In a recent judgment the Court of Justice of the European Communities held that a carrier, who under normal circumstances has to guarantee and pay customs debts or other charges according to the so-called Community transit procedure, may in certain circumstances be granted relief of import duties or export duties. According to the EU customs code relief implies the existence of a special situation and absence of deception or obvious negligence on the part of the carrier.

EU – Legal background

The EU customs code provides for a procedure whereby none-community goods brought into the community, which, instead of being immediately subject to import duties, are dealt with under the external transit procedure until they are produced at the customs office of destination. Persons authorized to use the external community transit procedure are defined in the customs code as the principal and are often freight forwarders or carriers who undertake the transport of goods from their arrival in the EU to their final destination. The principal must provide a guarantee in order to ensure payment of any customs debt or other charges.
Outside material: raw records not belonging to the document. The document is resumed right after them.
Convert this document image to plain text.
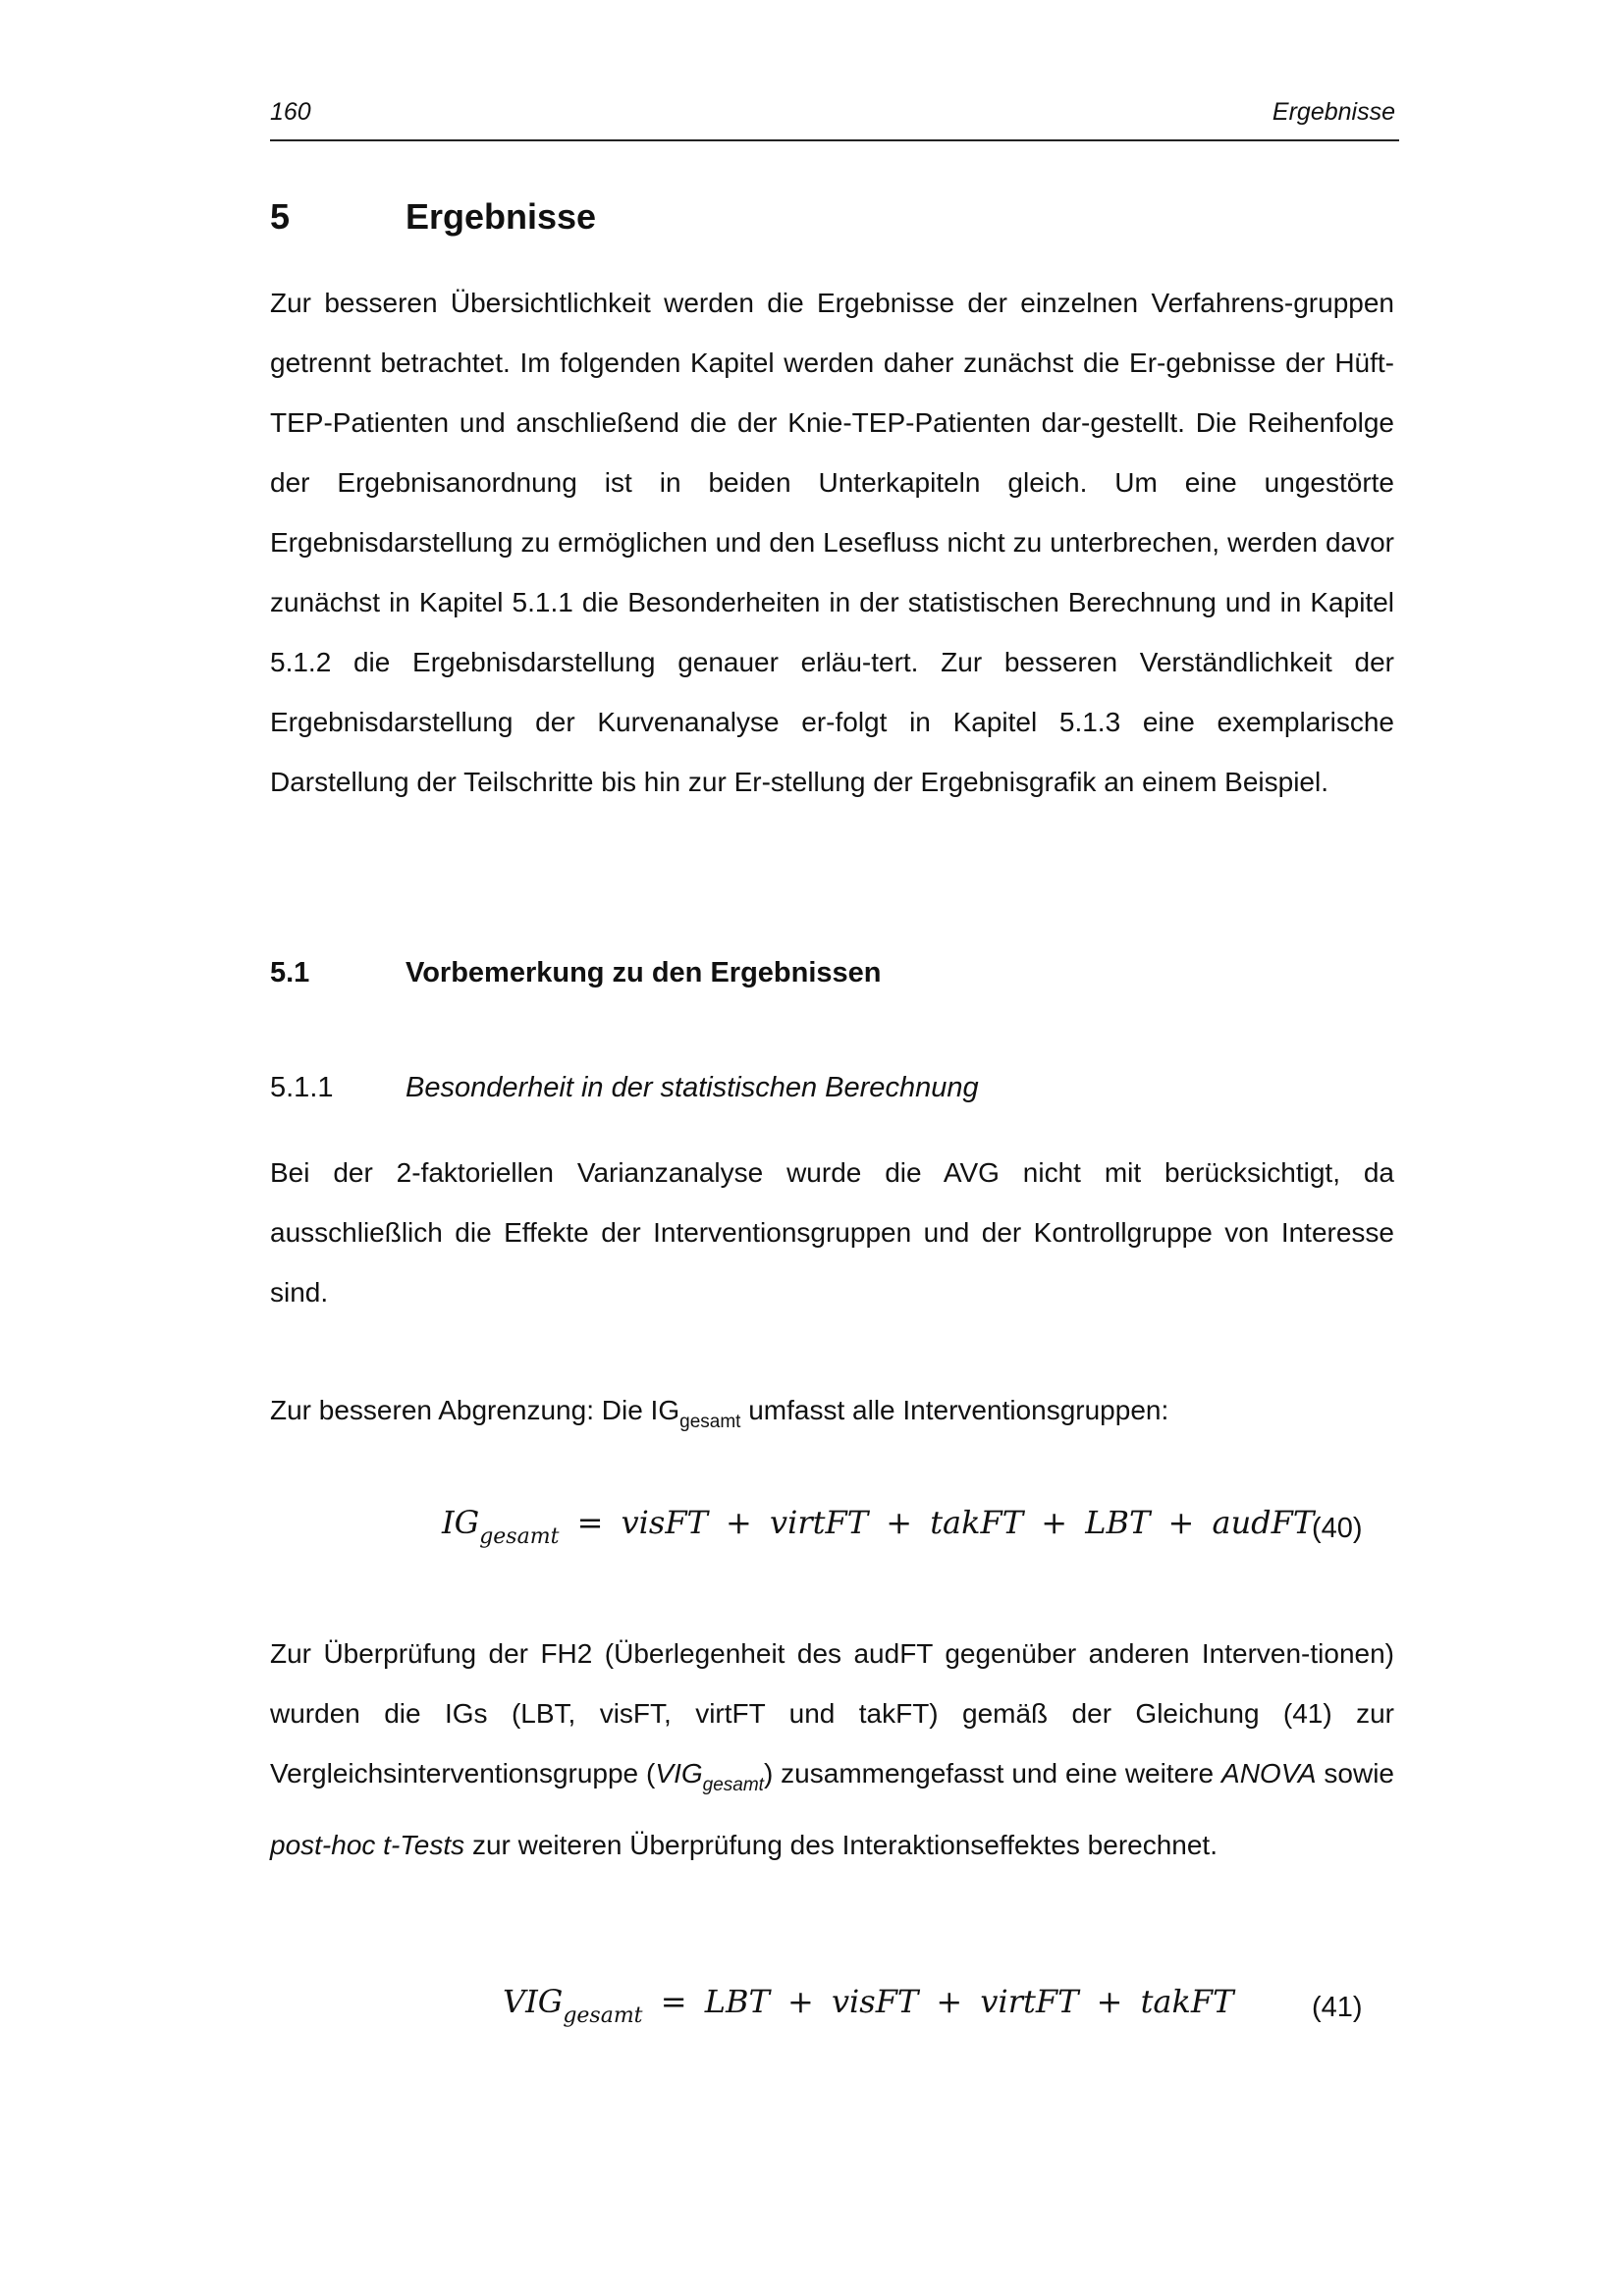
160	Ergebnisse
5	Ergebnisse

Zur besseren Übersichtlichkeit werden die Ergebnisse der einzelnen Verfahrens-gruppen getrennt betrachtet. Im folgenden Kapitel werden daher zunächst die Er-gebnisse der Hüft-TEP-Patienten und anschließend die der Knie-TEP-Patienten dar-gestellt. Die Reihenfolge der Ergebnisanordnung ist in beiden Unterkapiteln gleich. Um eine ungestörte Ergebnisdarstellung zu ermöglichen und den Lesefluss nicht zu unterbrechen, werden davor zunächst in Kapitel 5.1.1 die Besonderheiten in der statistischen Berechnung und in Kapitel 5.1.2 die Ergebnisdarstellung genauer erläu-tert. Zur besseren Verständlichkeit der Ergebnisdarstellung der Kurvenanalyse er-folgt in Kapitel 5.1.3 eine exemplarische Darstellung der Teilschritte bis hin zur Er-stellung der Ergebnisgrafik an einem Beispiel.

5.1	Vorbemerkung zu den Ergebnissen
5.1.1	Besonderheit in der statistischen Berechnung

Bei der 2-faktoriellen Varianzanalyse wurde die AVG nicht mit berücksichtigt, da ausschließlich die Effekte der Interventionsgruppen und der Kontrollgruppe von Interesse sind.

Zur besseren Abgrenzung: Die $IG_{gesamt}$ umfasst alle Interventionsgruppen:

$IG_{gesamt}$ = visFT + virtFT + takFT + LBT + audFT
(40)

Zur Überprüfung der FH2 (Überlegenheit des audFT gegenüber anderen Interven-tionen) wurden die IGs (LBT, visFT, virtFT und takFT) gemäß der Gleichung (41) zur Vergleichsinterventionsgruppe $(VIG_{gesamt})$ zusammengefasst und eine weitere ANOVA sowie post-hoc t-Tests zur weiteren Überprüfung des Interaktionseffektes berechnet.

$VIG_{gesamt}$ = LBT + visFT + virtFT + takFT	(41)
In case customs import or export duties are not paid due to fraud or other irregularities and the goods do not reach their final destination, the guarantee comes into effect and customs authorities may demand payment under the guarantee from the carrier or the freight forwarder. The carrier is entitled to receive notice from the customs authorities of any irregularity in order for the carrier to avoid incurring further customs debts and to avoid undertaking any further transports for the shipper or consignee suspected of fraud.

In a recent matter argued before the Court of Justice of the European Communities the Court explained what is to be understood by “a special situation” as well as “absence of deception or obvious negligence”. The matter regarded a Dutch carrier, who undertook the transportation of various consignments of meat to Morocco via Spain in 1995. The carrier issued the transport documents (T 1) on behalf of a single commissioning principle. After six months during which the Dutch carrier had arranged a substantial number of transportations, the Dutch customs authorities claimed payment of customs debt that had been incurred by the carrier in view of its status as principal under the external community transit procedure. The carrier, on the other hand, applied for remission of import duties.

At an early stage the Dutch customs authorities had suspected the consignments of being fraudulent and it turned out that the transit documents had been forged. However, the Dutch authorities did not inform the carrier about their suspicion and as a consequence the carrier accepted more orders from the allegedly fraudulent consignee. After further investigations, which took a few years, the Dutch authorities reached the conclusion that the carrier was not involved in fraud and the Dutch authorities applied to the Commission for the carrier to be granted remission of import duties. The Commission refused the application on the grounds that this was not a special situation and that the carrier had shown obvious neglect, in particular because the carrier had not taken all precautions necessary to guard against the risk of fraud, e.g. by monitoring its business partners and taking out the appropriate insurance.

Having received the Commission’s decision the carrier issued proceedings against the Commission before the Court of Justice of the European Communities.